2. Don't Be Afraid to Say You're Busy!
When quarantine first began, we all laughed about how we had all the time in the world to do anything (and nothing), and that some of us didn't even bother paying attention to the hours on our phones anymore. But now, two months into this whole experience, we've eased into our new routines, schedules and ways of doing things. And yes, some of us are actually… busy.
While there's absolutely nothing wrong with using this time to relax and recharge, some people have their plates full, or maybe they feel like Zooms are simply a waste of time. Even if your busyness refers to your workout routine, whipping up dinner or watching a movie, you're entitled to be on your own personal schedule—and you should feel comfortable letting your friend know.
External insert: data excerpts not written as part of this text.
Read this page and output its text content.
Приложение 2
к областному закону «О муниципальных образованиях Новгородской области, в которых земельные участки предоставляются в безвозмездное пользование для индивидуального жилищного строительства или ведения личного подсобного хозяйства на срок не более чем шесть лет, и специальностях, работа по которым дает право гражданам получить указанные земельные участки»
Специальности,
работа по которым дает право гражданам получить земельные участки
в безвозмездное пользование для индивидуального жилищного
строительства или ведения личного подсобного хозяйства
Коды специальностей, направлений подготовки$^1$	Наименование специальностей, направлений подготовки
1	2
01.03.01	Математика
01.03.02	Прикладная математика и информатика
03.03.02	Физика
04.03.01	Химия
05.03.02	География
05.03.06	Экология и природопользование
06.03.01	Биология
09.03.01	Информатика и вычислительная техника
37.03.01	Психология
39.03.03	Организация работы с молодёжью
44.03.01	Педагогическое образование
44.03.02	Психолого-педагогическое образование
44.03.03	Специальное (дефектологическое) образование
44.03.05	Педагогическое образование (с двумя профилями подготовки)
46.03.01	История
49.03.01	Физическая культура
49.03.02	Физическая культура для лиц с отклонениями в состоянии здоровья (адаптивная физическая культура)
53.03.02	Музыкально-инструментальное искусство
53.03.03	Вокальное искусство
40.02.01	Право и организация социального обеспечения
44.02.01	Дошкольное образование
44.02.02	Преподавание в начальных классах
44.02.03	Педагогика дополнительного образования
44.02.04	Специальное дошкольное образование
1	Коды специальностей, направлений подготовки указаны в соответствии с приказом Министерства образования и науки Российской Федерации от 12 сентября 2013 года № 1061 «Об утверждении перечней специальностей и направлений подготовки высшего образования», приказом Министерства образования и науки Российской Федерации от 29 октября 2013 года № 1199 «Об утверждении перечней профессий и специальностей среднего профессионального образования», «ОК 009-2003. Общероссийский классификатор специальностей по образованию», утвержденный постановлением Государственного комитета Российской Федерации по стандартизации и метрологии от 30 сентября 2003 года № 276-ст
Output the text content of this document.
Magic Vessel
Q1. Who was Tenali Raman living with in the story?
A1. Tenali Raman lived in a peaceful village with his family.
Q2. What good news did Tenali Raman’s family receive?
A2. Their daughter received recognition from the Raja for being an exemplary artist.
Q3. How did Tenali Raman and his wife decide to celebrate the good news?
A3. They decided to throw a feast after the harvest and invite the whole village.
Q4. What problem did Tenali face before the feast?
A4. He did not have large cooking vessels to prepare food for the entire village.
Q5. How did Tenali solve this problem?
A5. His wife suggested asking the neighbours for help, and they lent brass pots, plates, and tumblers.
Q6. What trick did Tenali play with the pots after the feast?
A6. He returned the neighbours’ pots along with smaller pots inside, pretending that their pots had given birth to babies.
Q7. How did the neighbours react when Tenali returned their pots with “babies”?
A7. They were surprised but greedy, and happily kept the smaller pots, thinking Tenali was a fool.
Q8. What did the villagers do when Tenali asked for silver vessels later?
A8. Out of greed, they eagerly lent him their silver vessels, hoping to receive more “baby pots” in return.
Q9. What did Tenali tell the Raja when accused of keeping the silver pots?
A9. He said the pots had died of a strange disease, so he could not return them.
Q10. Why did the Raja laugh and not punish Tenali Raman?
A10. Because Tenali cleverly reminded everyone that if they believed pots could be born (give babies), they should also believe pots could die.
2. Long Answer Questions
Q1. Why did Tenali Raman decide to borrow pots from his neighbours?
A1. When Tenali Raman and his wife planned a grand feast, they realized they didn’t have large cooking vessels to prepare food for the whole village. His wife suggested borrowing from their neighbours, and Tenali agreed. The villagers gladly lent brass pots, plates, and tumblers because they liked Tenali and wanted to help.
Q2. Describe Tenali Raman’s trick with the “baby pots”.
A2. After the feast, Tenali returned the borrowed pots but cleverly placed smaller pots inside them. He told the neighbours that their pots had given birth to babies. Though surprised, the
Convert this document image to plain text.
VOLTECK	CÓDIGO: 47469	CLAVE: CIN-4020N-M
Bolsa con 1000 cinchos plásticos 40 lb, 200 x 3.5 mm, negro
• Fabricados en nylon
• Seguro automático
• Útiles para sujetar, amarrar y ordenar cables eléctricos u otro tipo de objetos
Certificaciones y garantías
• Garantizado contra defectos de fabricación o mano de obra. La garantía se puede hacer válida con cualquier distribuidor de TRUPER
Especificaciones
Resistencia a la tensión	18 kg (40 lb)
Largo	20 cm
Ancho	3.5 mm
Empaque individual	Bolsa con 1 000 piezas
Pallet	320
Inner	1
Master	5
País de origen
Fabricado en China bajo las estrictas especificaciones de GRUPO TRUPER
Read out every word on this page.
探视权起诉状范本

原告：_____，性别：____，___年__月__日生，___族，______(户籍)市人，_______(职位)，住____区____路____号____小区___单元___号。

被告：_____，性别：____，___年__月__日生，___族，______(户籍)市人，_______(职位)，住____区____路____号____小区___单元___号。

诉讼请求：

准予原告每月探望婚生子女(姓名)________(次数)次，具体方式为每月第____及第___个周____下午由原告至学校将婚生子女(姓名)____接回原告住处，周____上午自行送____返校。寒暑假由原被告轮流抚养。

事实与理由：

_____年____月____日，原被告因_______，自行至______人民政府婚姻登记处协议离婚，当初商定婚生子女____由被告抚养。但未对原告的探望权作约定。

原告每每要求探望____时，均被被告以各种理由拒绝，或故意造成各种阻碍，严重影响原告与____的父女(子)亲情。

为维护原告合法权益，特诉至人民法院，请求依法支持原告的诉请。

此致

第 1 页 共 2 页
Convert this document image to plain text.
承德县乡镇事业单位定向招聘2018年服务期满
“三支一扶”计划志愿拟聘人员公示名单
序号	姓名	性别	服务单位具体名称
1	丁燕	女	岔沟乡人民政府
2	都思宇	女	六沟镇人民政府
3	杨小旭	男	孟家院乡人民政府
3. Schedule Some 1:1 Time to Catch-Up Instead
If the person who reached out is important to you, let them know you're not side-stepping an interaction with them altogether. If they're a real friend, they'll not only respect your decision to ignore the group chat, but they'll appreciate it even more if you tell them you value 1:1 time with them as opposed to everyone talking over everyone in a Zoom or Houseparty. Set aside time for just you two, and make it extra special by incorporating a virtual meal, coffee or something else you can enjoy together (from afar), or even hopping on a traditional phone call if you're aiming to avoid video at all costs.